The study's author, Kevin Gillen, said the increased volatility was due to the high rate of properties on or near the beach that are second homes. When times get tough, Gillen said, homeowners are more likely to jettison their vacation homes than their primary residences.

The increased availability of Shore housing and the lower prices are changing the demographic of those looking to plant roots along the coast, said Lee Childers, founder of Childers Sotheby's International Realty, which has five offices along the Jersey Shore.

"Younger, younger, and younger," Childers said. "We used to have a lot of retirees. Now, it's not uncommon to see people in their 30s and 40s buying high-end properties."

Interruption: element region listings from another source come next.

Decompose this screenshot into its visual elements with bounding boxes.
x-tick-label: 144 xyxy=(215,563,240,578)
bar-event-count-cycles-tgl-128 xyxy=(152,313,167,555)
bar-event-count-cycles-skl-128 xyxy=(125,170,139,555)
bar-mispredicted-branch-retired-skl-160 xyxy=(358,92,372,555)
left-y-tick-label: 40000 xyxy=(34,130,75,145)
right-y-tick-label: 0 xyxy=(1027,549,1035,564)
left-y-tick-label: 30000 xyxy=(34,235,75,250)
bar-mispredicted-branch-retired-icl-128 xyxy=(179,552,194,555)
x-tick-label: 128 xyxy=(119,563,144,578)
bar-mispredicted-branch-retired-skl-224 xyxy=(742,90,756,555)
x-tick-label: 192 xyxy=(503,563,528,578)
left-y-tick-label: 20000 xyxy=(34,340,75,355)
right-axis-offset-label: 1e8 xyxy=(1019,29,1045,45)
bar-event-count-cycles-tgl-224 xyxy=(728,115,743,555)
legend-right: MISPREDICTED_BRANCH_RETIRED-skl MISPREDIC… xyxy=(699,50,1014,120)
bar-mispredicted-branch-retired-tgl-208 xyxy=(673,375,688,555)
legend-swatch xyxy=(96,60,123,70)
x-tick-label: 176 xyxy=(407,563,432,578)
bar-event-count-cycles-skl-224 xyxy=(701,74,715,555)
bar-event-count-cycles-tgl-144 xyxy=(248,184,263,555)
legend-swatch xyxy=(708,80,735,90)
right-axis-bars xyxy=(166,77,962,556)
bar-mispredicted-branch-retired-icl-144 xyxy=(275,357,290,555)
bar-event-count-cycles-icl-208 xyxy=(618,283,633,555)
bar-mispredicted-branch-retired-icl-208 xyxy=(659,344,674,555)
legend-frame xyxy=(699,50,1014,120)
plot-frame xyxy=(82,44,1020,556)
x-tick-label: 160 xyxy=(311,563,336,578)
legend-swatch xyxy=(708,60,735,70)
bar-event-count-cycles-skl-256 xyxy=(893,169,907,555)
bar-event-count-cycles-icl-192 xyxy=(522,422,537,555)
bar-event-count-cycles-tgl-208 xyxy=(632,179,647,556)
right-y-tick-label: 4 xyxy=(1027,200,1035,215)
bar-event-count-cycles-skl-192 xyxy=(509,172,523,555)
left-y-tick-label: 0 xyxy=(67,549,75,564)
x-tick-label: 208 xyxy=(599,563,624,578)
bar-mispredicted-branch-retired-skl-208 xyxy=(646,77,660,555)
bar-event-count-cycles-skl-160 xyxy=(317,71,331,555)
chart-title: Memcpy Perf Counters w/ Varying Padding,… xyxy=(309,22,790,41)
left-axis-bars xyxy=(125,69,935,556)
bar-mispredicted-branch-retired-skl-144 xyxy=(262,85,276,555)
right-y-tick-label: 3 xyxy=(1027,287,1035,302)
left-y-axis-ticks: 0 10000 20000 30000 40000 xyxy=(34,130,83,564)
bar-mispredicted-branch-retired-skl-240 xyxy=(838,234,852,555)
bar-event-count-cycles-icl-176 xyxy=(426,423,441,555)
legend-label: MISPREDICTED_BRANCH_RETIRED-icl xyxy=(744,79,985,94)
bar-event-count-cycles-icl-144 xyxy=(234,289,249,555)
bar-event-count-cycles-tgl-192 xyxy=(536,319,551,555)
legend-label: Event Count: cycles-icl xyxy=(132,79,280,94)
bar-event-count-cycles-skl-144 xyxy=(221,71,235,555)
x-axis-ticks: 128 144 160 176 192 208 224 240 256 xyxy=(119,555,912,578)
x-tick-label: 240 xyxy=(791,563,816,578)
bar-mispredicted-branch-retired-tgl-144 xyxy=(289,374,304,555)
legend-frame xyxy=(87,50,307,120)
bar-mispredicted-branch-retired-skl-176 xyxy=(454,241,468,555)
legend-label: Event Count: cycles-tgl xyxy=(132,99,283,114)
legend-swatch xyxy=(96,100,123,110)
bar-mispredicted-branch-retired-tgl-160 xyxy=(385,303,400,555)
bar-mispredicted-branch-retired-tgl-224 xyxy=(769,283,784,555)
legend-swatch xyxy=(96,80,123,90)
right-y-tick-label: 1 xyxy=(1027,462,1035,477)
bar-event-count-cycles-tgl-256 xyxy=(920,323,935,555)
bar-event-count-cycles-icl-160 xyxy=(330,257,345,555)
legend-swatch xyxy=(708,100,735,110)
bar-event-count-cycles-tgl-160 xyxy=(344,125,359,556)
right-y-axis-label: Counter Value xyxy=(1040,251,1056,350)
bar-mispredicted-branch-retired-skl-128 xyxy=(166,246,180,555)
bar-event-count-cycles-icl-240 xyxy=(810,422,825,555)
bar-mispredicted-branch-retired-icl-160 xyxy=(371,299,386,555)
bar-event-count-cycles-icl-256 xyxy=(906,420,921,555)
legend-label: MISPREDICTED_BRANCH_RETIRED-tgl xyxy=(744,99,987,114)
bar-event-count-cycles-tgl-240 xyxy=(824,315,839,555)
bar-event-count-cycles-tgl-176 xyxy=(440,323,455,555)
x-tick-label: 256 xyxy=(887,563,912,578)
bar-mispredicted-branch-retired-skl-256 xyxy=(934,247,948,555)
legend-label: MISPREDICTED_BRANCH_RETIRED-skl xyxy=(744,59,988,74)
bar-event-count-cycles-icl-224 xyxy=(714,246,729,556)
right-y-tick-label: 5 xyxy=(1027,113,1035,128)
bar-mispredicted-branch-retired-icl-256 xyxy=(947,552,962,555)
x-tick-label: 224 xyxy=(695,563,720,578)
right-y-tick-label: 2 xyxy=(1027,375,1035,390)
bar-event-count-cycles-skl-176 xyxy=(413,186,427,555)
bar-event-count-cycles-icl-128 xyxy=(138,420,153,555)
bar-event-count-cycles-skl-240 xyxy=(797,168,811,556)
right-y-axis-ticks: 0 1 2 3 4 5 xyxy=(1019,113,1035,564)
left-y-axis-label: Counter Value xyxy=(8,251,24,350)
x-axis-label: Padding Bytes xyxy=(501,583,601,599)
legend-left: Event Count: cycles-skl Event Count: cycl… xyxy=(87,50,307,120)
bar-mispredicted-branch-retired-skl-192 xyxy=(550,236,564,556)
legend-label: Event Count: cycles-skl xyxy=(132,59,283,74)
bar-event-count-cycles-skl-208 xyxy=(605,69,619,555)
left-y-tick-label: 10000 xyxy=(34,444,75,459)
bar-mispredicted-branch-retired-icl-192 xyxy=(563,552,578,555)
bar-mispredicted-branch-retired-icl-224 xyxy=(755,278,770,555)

Childers said the entry point for a home near the ocean now hovers under $300,000. Meanwhile, a home on the Metedeconk River that would have gone for more than $5 million four years ago sold for $4.1 million this year.

"A few years ago, my agents were getting all depressed that property values were going down," Childers said. "I said, 'That's not bad! Now you have all these people who are able to buy.' "

Today's buyers do their homework and know exactly what they're looking for.

"Everything's there on the Internet. They know if things are overpriced," said Allan Dechert, president of the New Jersey Association of Realtors.

They also know how to find a bargain.

Foreclosures on the Jersey Shore jumped dramatically in 2006 and 2007, started leveling out in 2008 and 2009, and are only now beginning a very slow decline, according to data provided by RealtyTrac, which monitors foreclosures. The more foreclosures in an area, the more nearby property values suffer, and the easier it gets to enter the market, said Rick Sharga, RealtyTrac senior vice president.

For Kraig Eaton, who will be enjoying his second summer with his wife and children in their Long Beach Island condo, today's low prices are worth the risk that tomorrow's prices might be even lower.

"When you pull up to the island," Eaton said, "the stress melts away."